A manifestação pacífica, começou por volta às 14h e terminou após às 18h . Durante a ação, apenas uma das faixas da via foi liberada para tráfego de veículos, o que causou lentidão no trânsito. Representantes do movimento foram recebidos pela prefeitura, onde ficou decidido que equipes das secretarias de Desenvolvimento Social e de Saúde irão a partir de amanhã (06) cadastrar as famílias e oferecer atendimento médico aos desabrigados. A Guarda Municipal e policiais do 7ª Batalhão acompanharam toda ação. 

Uma das alojadas no complexo residencial, Jayene Campos Vicente, mãe de três crianças pequenas, esclareceu o objetivo da ação.

"Nós não somos marginais, estamos aqui para fazer um acordo com a prefeitura para permanecer nos apartamentos, porque não temos para onde ir. E a maioria que está aqui tem cadastro no Programa Minha Casa, Minha Vida. Não tem como mais de 4 mil pessoas saírem de lá em três dias, para onde vamos? Tenho filhos de 1, 4 e 7 anos, ", explicou a moradora do Jóquei.

O casal Joice Magalhães, de 22 anos, e Paulo Vitor Neviles, de 24, junto com os dois filhos faz parte das famílias que ocupam os 998 apartamentos e ainda passam por dificuldades pela falta de água, luz, alimentação e roupas.

"Estamos dependendo de doações, tenho dois filhos, um de 2 anos e outro de 1. Perdemos tudo e estamos desempregados, não temos um calçado, roupa e nem fralda para as crianças. O telhado da minha cozinha caiu, e é a quarta vez que chove assim lá, e dessa forma, minha casa foi condenada. Estamos aqui porque precisamos dessa moradia", declarou Joice.

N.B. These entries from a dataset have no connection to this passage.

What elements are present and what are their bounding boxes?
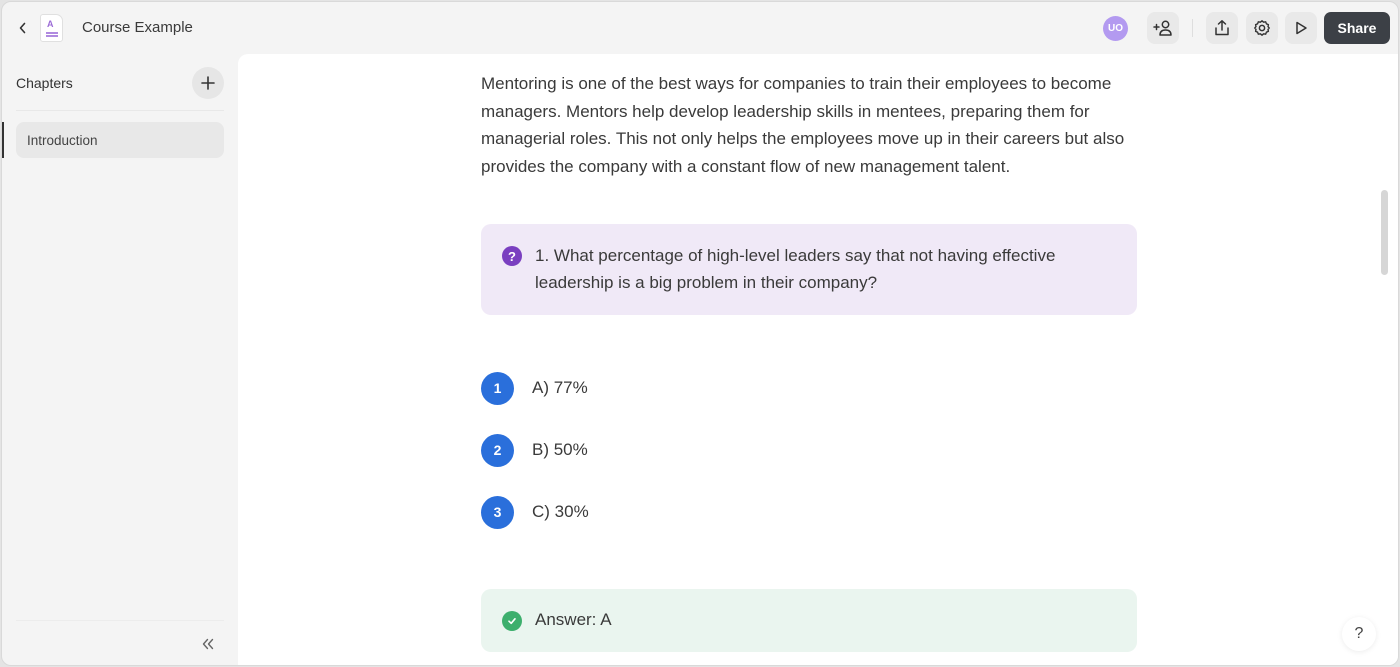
option-number-badge: 1 [481, 371, 514, 405]
export-button[interactable] [1206, 12, 1238, 44]
question-icon: ? [502, 246, 522, 266]
app-window: A Course Example UO Share Chapters Intro… [1, 1, 1399, 666]
sidebar-divider [16, 110, 224, 111]
settings-button[interactable] [1246, 12, 1278, 44]
collapse-sidebar-button[interactable] [198, 634, 218, 654]
active-chapter-marker [2, 122, 4, 158]
answer-callout: Answer: A [481, 589, 1137, 652]
back-button[interactable] [14, 18, 30, 38]
sidebar-item-introduction[interactable]: Introduction [16, 122, 224, 158]
top-bar: A Course Example UO Share [2, 2, 1398, 54]
document-title: Course Example [82, 19, 193, 36]
plus-icon [201, 76, 215, 90]
option-number-badge: 3 [481, 495, 514, 529]
lesson-paragraph: Mentoring is one of the best ways for co… [481, 74, 1125, 176]
main-content: Mentoring is one of the best ways for co… [238, 54, 1398, 665]
document-icon: A [40, 14, 63, 42]
toolbar-divider [1192, 19, 1193, 37]
play-icon [1296, 21, 1307, 35]
vertical-scrollbar[interactable] [1381, 190, 1388, 275]
chevron-left-icon [19, 22, 25, 34]
answer-text: Answer: A [535, 610, 612, 629]
preview-button[interactable] [1285, 12, 1317, 44]
sidebar-item-label: Introduction [27, 132, 98, 148]
option-label: B) 50% [532, 440, 588, 459]
double-chevron-left-icon [202, 638, 214, 650]
add-chapter-button[interactable] [192, 67, 224, 99]
help-button[interactable]: ? [1342, 617, 1376, 651]
question-text: 1. What percentage of high-level leaders… [535, 246, 1056, 292]
avatar[interactable]: UO [1103, 16, 1128, 41]
chapters-sidebar: Chapters Introduction [2, 54, 238, 665]
option-number-badge: 2 [481, 433, 514, 467]
option-label: A) 77% [532, 378, 588, 397]
add-user-icon [1153, 20, 1172, 36]
gear-icon [1254, 20, 1270, 36]
answer-option-b[interactable]: 2 B) 50% [481, 433, 588, 467]
answer-option-a[interactable]: 1 A) 77% [481, 371, 588, 405]
option-label: C) 30% [532, 502, 589, 521]
chapters-heading: Chapters [16, 75, 73, 91]
share-button[interactable]: Share [1324, 12, 1390, 44]
question-callout: ? 1. What percentage of high-level leade… [481, 224, 1137, 315]
check-circle-icon [502, 611, 522, 631]
export-icon [1215, 20, 1229, 36]
sidebar-bottom-divider [16, 620, 224, 621]
answer-option-c[interactable]: 3 C) 30% [481, 495, 589, 529]
add-collaborator-button[interactable] [1147, 12, 1179, 44]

Liminar - A liminar para a reintegração de posse dos imóveis foi expedida e a MRV Engenharia se reunirá com representantes da Caixa Econômica Federal e da Secretaria Estadual de Segurança para traçar o planejamento da desocupação. Segundo os desalojados, o documento foi entregue hoje (05), com o prazo de três dias para a retirada.

Procurada, a Caixa Econômica informou que a construtora e o banco já adotaram as providências legais para a reintegração de posse e a retomada dos empreendimentos, que tem previsão de cumprimento para o dia 10. A Caixa ressalta que busca sempre preservar o direito dos reais beneficiários, devidamente selecionados pelo município, de acordo com a regras do Programa Minha Casa Minha Vida.

"Ainda não é possível precisar a data de entrega dos empreendimentos, considerando que deverão ser avaliadas as reais condições das unidades após a reintegração da posse. A Caixa ressalta que as famílias que necessitarem deverão receber a assistência apropriada pelos Órgãos Municipais competentes", informou a nota.

Educação - Os profissionais da educação reivindicavam o aumento dos salários dos merendeiros e inspetores. Segundo uma das diretoras do Sindicato Estadual dos Profissionais da Educação/São Gonçalo (Sepe), Judy Helen Rodrigues, eles recebem abaixo do piso salarial, um valor de R$ 776 para trabalhar em horário integral. Além disso, o Sepe reivindica que os diretores das escolas sejam escolhidos através de eleições diretas e deixando de ser indicação política. 

A última enchente também causou estragos em muitas escolas e os professores alegam que até o momento a prefeitura não enviou equipes de limpeza. 

"Caiu o telhado do Colégio Municipal Presidente Castello Branco, no Boaçu, e a Escola Municipal Rotary está sem limpeza e em péssimo estado, os próprios professores estão realizando a limpeza", declarou a diretora.

Após reunião na prefeitura, ficou decido que será feito um estudo e haverá nova reunião na próxima terça-feira (12).